At Comunidades Indigenas en Liderazgo (CIELO), we are extremely lucky to work with an amazing all women led board. Please take a moment to read the amazing work each women has done in their respective fields.
Sequoia M. Hall was raised in Salinas, Ca and pursued higher education in the Bay Area which has made her servant of diverse communities throughout California. Currently, Sequoia is the Program Manager of Alameda County Health Pathway Partnership (ACHPP) and has served on the Leadership Council for East Oakland Building Healthy Communities (a place-based initiative of The California Endowment). Prior to joining ACHPP, she worked for ConnectEd: The California Center of College and Career and with San Francisco Public Utilities Commission, Contracts Administration Bureau. For over a decade, she has worked and volunteered in the Bay Area to pursue her passion in serving disadvantaged youth and young adults in gaining thriving careers in health and public service. She also works to promote and enhance education for underserved communities in the Bay Area. Sequoia was a scholarship recipient of the Incentive Awards Program (IAP) of the University of California, Berkeley where she graduated with a Bachelor of Arts in Social Welfare and a minor in Education; and completed the Policy Fellowship of Women’s Policy Institute-State, Women’s Foundation California. She has a Master’s in Public Administration from the University of Southern California.

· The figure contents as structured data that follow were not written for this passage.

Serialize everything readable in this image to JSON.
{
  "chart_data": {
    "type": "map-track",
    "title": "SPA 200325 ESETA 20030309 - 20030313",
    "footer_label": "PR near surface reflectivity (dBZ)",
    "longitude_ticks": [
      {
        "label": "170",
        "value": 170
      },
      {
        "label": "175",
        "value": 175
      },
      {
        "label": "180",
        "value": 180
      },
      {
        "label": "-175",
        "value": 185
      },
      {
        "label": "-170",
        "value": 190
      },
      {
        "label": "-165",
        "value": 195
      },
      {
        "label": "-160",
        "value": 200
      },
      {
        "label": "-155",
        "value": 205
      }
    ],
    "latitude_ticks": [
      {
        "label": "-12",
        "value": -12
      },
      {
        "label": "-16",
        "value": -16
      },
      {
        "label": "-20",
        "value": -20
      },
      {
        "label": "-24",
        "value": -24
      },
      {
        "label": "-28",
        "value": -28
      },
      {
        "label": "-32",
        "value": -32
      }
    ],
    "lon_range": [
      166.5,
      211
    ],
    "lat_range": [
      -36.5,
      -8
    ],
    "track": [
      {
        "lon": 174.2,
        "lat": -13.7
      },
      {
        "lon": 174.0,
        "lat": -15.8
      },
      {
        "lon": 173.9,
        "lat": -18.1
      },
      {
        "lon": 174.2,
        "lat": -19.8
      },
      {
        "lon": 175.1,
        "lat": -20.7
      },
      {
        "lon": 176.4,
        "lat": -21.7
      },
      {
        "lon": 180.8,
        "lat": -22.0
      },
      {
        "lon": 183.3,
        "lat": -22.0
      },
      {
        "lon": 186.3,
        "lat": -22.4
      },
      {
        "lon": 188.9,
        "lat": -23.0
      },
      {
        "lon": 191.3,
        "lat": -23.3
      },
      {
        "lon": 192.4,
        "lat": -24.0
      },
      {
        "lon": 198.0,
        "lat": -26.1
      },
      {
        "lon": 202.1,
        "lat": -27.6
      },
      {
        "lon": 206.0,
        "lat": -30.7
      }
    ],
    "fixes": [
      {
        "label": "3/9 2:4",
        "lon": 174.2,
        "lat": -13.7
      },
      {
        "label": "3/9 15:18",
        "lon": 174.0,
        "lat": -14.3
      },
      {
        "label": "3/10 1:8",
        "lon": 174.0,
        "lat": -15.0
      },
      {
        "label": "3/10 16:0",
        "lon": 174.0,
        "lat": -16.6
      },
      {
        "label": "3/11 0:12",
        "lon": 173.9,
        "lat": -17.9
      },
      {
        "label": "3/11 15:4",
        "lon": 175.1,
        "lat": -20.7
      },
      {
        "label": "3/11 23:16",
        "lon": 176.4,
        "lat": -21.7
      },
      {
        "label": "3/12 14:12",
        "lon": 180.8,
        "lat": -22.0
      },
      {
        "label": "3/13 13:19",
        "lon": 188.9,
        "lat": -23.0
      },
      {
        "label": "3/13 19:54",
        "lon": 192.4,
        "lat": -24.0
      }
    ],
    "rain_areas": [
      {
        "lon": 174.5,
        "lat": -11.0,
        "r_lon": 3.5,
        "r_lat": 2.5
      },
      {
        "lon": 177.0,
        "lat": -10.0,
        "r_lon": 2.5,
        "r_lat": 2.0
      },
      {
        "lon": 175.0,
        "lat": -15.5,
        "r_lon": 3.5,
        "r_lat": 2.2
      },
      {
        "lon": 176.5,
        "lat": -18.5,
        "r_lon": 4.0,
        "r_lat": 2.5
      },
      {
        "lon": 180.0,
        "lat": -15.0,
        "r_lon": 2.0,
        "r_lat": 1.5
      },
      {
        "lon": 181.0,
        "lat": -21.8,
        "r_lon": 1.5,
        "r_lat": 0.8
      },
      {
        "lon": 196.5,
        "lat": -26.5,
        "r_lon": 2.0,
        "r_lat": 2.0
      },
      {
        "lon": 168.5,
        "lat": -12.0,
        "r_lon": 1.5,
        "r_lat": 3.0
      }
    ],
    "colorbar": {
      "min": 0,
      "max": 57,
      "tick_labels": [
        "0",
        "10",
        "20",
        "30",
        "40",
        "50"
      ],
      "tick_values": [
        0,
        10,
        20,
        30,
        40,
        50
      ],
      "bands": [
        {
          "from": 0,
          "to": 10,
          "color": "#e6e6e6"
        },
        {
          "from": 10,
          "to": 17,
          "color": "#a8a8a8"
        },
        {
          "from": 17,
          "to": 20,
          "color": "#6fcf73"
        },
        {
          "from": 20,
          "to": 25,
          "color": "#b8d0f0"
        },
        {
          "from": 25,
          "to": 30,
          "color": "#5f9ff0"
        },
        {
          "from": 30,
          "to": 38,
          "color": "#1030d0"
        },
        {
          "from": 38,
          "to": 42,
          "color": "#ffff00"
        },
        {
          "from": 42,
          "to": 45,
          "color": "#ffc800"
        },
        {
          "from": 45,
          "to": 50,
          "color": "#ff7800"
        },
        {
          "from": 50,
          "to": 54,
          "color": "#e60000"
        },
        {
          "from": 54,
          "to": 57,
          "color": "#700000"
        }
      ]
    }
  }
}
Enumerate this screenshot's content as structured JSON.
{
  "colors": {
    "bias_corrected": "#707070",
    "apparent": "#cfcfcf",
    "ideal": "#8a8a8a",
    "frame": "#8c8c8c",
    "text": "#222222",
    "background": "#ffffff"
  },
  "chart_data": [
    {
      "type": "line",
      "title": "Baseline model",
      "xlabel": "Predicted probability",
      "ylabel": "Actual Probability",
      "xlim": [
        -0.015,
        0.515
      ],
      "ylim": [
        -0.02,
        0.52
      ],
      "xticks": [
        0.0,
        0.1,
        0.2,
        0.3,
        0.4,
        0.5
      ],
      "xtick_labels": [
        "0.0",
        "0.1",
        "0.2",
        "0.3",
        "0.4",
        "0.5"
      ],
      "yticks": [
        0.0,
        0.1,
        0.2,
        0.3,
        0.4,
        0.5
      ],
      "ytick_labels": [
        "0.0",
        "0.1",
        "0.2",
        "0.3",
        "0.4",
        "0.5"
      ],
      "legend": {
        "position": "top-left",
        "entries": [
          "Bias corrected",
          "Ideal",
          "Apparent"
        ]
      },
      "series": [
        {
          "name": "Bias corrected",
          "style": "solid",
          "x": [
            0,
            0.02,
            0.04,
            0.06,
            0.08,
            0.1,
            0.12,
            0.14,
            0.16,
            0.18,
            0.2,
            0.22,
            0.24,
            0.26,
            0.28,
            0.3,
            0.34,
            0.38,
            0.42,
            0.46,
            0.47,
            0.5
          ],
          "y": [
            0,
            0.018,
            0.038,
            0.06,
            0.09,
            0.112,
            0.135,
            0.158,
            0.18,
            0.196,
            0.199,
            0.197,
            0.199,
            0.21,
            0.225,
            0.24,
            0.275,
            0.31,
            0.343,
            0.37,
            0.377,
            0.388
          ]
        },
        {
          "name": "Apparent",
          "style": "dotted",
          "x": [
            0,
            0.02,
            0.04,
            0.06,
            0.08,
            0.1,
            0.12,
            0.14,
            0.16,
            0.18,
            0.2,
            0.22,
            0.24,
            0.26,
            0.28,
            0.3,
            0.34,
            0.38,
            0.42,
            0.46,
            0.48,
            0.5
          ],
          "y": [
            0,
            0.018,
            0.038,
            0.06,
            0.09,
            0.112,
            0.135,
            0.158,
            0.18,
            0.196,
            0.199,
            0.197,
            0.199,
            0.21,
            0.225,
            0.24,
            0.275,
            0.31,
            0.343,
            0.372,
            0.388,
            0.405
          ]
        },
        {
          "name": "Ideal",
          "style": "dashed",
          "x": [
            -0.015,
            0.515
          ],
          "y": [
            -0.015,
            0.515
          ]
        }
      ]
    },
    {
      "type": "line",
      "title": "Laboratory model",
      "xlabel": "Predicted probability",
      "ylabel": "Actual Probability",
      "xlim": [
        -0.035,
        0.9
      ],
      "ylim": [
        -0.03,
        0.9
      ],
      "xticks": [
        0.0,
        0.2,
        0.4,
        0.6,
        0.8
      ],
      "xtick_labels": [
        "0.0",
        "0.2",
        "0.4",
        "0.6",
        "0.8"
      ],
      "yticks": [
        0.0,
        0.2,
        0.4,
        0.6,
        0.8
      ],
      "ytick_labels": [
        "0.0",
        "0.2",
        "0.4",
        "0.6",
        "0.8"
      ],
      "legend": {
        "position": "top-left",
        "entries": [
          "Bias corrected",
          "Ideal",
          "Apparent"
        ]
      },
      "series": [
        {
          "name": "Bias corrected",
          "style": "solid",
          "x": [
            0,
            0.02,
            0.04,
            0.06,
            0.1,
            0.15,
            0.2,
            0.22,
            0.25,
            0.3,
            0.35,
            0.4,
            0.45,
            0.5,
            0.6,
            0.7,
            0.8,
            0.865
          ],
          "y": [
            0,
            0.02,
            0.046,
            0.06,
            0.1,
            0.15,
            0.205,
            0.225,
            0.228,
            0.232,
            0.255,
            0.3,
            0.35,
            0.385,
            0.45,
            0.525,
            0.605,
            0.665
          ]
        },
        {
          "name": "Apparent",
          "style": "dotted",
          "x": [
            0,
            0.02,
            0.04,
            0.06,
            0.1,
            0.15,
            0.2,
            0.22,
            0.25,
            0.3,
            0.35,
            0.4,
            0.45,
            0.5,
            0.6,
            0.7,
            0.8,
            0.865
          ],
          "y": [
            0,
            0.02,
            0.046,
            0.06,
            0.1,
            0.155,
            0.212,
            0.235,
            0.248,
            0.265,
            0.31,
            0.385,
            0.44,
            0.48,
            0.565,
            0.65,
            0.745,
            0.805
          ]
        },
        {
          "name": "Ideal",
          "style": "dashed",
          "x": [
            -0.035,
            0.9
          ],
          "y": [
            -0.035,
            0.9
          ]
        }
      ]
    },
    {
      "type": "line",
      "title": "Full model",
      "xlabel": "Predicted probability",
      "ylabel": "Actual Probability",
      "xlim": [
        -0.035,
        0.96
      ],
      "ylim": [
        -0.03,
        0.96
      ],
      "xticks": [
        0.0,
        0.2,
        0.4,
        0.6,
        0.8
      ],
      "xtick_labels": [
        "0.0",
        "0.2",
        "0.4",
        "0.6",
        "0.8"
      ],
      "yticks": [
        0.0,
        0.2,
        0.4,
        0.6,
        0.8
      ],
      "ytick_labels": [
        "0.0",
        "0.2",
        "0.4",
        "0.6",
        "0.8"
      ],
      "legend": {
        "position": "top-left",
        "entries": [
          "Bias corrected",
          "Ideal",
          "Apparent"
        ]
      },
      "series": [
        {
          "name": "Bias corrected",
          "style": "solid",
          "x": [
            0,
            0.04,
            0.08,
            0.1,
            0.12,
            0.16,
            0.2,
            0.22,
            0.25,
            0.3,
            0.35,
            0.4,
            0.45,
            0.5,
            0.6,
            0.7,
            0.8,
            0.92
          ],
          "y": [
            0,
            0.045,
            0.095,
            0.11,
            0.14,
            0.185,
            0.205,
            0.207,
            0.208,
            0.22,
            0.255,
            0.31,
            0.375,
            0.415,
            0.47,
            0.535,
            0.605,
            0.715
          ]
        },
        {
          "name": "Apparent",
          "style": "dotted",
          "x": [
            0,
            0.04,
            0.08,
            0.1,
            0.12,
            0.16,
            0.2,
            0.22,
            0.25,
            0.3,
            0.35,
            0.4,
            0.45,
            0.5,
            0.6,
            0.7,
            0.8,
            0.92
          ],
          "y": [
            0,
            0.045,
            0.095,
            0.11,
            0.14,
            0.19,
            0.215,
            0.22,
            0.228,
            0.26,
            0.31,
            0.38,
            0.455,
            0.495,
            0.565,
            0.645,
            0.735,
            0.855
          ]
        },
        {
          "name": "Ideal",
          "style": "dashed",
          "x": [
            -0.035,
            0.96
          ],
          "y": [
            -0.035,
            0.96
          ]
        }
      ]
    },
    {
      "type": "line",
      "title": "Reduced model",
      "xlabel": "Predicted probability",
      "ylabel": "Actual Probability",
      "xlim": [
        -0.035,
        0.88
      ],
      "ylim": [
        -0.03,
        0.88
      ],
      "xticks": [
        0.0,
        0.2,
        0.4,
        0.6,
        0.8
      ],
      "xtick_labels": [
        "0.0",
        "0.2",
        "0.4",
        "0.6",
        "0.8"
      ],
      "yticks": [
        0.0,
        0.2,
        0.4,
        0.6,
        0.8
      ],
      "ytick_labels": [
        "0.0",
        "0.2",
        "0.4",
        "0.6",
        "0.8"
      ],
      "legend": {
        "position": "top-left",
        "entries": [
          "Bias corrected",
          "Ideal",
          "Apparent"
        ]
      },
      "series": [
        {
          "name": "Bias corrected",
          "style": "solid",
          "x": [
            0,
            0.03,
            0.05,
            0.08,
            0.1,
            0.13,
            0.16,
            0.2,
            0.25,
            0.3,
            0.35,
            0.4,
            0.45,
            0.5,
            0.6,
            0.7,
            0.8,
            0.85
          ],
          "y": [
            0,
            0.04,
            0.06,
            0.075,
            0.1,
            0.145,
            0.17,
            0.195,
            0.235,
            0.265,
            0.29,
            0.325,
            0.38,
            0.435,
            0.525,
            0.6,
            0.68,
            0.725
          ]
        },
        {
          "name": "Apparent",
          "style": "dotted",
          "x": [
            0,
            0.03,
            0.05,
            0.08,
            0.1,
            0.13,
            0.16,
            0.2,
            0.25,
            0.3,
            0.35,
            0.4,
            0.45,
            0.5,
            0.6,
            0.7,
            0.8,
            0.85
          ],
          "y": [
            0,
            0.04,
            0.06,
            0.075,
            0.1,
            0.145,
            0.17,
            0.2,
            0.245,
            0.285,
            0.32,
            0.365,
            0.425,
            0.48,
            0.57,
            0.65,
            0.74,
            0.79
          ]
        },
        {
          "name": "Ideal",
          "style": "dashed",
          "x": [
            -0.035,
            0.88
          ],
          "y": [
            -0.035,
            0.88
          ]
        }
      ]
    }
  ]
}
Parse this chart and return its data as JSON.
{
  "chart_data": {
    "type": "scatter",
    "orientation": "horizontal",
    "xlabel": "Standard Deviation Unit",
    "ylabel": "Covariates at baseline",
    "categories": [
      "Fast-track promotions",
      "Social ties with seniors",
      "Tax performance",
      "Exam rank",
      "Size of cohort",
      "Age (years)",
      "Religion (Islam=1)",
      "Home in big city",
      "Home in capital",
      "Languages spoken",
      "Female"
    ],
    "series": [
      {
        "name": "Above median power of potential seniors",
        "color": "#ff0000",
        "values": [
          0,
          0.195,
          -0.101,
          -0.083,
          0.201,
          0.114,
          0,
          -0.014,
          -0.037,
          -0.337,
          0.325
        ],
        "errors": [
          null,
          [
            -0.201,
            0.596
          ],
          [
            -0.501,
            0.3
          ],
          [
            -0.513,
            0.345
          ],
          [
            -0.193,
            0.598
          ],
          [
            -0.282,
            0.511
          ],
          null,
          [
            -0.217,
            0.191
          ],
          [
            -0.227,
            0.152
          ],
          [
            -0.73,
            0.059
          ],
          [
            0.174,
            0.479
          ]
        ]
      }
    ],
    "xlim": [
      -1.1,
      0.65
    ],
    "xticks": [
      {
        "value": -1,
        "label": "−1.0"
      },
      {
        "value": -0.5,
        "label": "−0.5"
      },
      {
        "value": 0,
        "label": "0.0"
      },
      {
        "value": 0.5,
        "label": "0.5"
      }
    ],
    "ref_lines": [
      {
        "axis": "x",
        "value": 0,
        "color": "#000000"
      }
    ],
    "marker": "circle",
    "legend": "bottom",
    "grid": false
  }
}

Cristina Regalado works at the intersection of social innovations, technology and design. She is the founder of Cristina M. Regalado Workshop, a social innovations design consultancy that helps organizations and leaders match big vision with creative and sustainable solutions. Cristina emigrated from the Philippines in 1984; she applies a critical lens to the social change process based on her lived experience. She brings over 30 years of executive and management expertise in philanthropy, organizational and leadership transformation. Cristina serves as advisor to Cell-Ed, a mobile education tech start-up that provides language and work skills especially to immigrants and refugees. During her stint in philanthropy, Cristina managed over half a billion dollars in grants to help improve the lives of Californians. She serves on several boards of social impact organizations that focus on microfinance, women’s rights, education, immigrant rights and civic engagement. Cristina graduated with an MBA degree from the Peter F. Drucker and Masatoshi Ito Graduate School of Management, Claremont Graduate University.
Shannon Speed is a tribal citizen of the Chickasaw Nation of Oklahoma. She is Director of the American Indian Studies Center (AISC) and Professor of Gender Studies and Anthropology at UCLA. Dr. Speed has worked for the last two decades in Mexico and in the United States on issues of indigenous autonomy, sovereignty, gender, neoliberalism, violence, migration, social justice, and activist research. She has published numerous journal articles and book chapters in English and Spanish, and has published six books and edited volumes, including her most recent, Incarcerated Stories: Indigenous Women Migrants in the Settler Capitalist State. Dr. Speed currently serves as the President of the Native American and Indigenous Studies Association (NAISA). She was born and raised in Los Angeles.
Ivonne J. Rosales was raised in Los Angeles. She graduated from UC Berkeley with a major in peace and conflict studies. She is a Marketing Specialist with a demonstrated history of working in marketing across multiple media channels. Throughout her career she’s worked with brands such as Dr.Pepper/Snapple Group, American Honda Motor Co., Wells Fargo and most recently Capital Group American Funds. On her off time, she lends her marketing skills to non-profit and small businesses to consult on best media campaign practices. She is fond of home-renovations, her dog Dante and husband Julio.
Xiomara Corpeño has spent the last 20 years of her life working for justice as both staff in the non-profit sector and as volunteer. In 2004, she returned to Los Angeles to work for CHIRLA, developing its first in-house Mobilize the Immigrant Vote campaign. During her 12-year tenure at CHIRLA, she led, developed, and advanced several immigrant justice campaigns like Driver’s Licenses for All and the campaign for Comprehensive Immigration Reform. Under her leadership, CHIRLA created the first state-wide, immigrant student-led network, the California Dream Network, and also founded the California Domestic Workers Coalition. She played a lead role in creating the Los Angeles Raids Rapid Response Network, a partnership among community organizations, legal service providers, and private attorneys to defend workers targeted by ICE workplace raids.
In early 2016, Xiomara joined the Groundswell Fund, one of the largest reproductive justice funders in the U.S., focused on supporting women of color leadership. As the Director of Capacity Building, she oversaw the development and implementation of three capacity building programs which served 38 organizations nation-wide. In addition to providing technical assistance in grassroots organizing and integrated voter engagement, the program also prioritized general support and field program funding.
In November 2018, as the immigrant caravan arrived in Tijuana, Xiomara formed the Southern California Solidarity Network for the Central American Caravan, helping create a network of 15+ organizations and 20 individual volunteers to provide streamlined direct assistance to migrants in Tijuana.